Patricio aprieta los puños.
—Me basta con que ella lo sepa.
—No me interesa discutir con hijos de papi —dice Santiago, dándonos la espalda.
—Pero sí te importaría si voy y les digo que tu abuela te compró a tu esposa.
—Por mí, haz lo que quieras —le responde sin voltearse.
—A chantajear a tus padres —dice, mirándonos por encima del hombro, y se aleja.
—No entiendo cómo las mujeres andan detrás de él —susurra Patricio.
Suspiro. Mi pulso se normaliza.
—Hay que regresar —le digo, y volvemos a la fiesta. La mayoría ya se ha ido.

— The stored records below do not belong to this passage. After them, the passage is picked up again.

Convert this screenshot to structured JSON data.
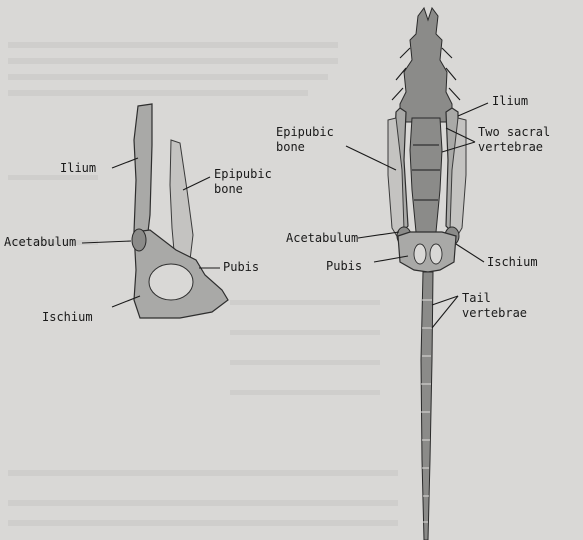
{
  "left_figure": {
    "ilium": "Ilium",
    "epipubic_bone": [
      "Epipubic",
      "bone"
    ],
    "acetabulum": "Acetabulum",
    "pubis": "Pubis",
    "ischium": "Ischium"
  },
  "right_figure": {
    "ilium": "Ilium",
    "epipubic_bone": [
      "Epipubic",
      "bone"
    ],
    "two_sacral_vertebrae": [
      "Two sacral",
      "vertebrae"
    ],
    "acetabulum": "Acetabulum",
    "pubis": "Pubis",
    "ischium": "Ischium",
    "tail_vertebrae": [
      "Tail",
      "vertebrae"
    ]
  }
}
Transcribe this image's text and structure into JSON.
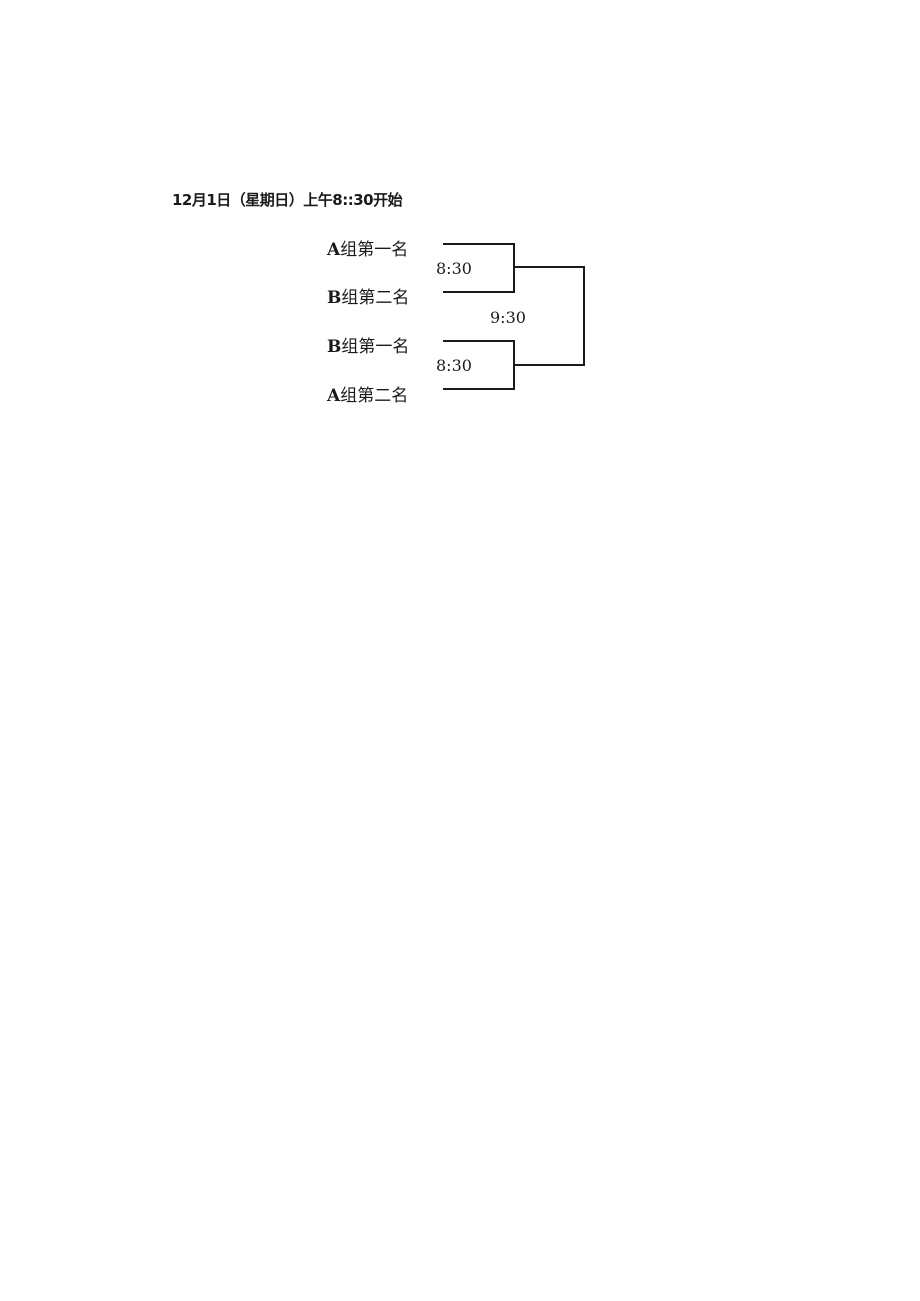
{
  "heading": "12月1日（星期日）上午8::30开始",
  "bracket": {
    "semifinals": [
      {
        "time": "8:30",
        "teams": [
          {
            "group": "A",
            "rank": "组第一名"
          },
          {
            "group": "B",
            "rank": "组第二名"
          }
        ]
      },
      {
        "time": "8:30",
        "teams": [
          {
            "group": "B",
            "rank": "组第一名"
          },
          {
            "group": "A",
            "rank": "组第二名"
          }
        ]
      }
    ],
    "final": {
      "time": "9:30"
    }
  }
}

Solo quedan el anfitrión y algunos camareros.
Santiago sale de una habitación con la pelirroja y otros dos hombres, acompañados de sus respectivas parejas.
—Te veo mañana —le dice la mujer, dándole un beso en la mejilla. Los hombres se despiden de él. Santiago busca algo en su saco y su mirada se cruza con la mía. Camina directo hacia mí.
—¿Por qué no te fuiste?
—¿En qué se suponía que me iría?
—Con tu amigo —responde, pidiendo sus llaves. Se despide de René y salimos, subiendo a su carro.

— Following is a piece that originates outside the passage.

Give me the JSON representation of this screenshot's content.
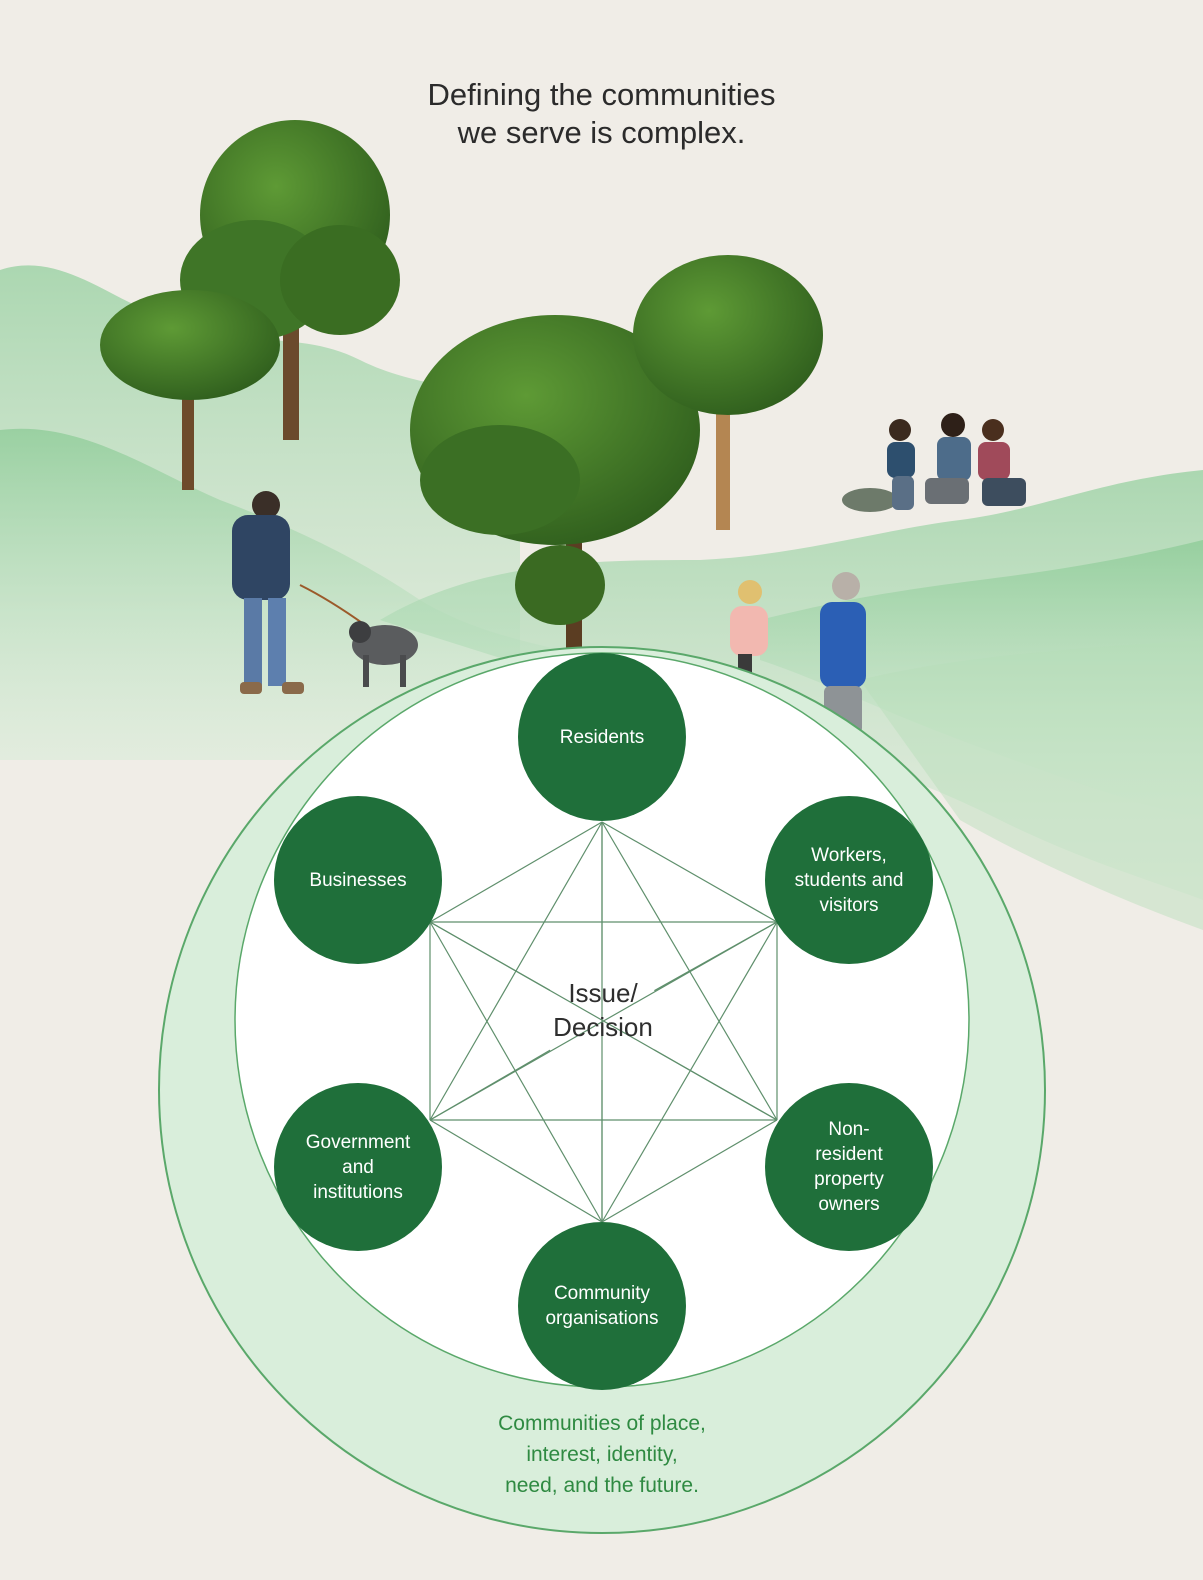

Todo el camino transcurre en silencio. Llegamos a su casa. Los enormes portones se abren, y noto que a los lados hay pequeños vecindarios.
Bajo quitándome las zapatillas: me lastimaron los pies. Subo a mi cuarto. Es tarde y mañana tengo que ir a la universidad.
—No vuelvas a hacer lo que hiciste —me dice, apareciendo de repente y empujándome contra la puerta.
Huele a alcohol. Siento sus labios aproximarse a los míos. Cierro los ojos… esperando el beso.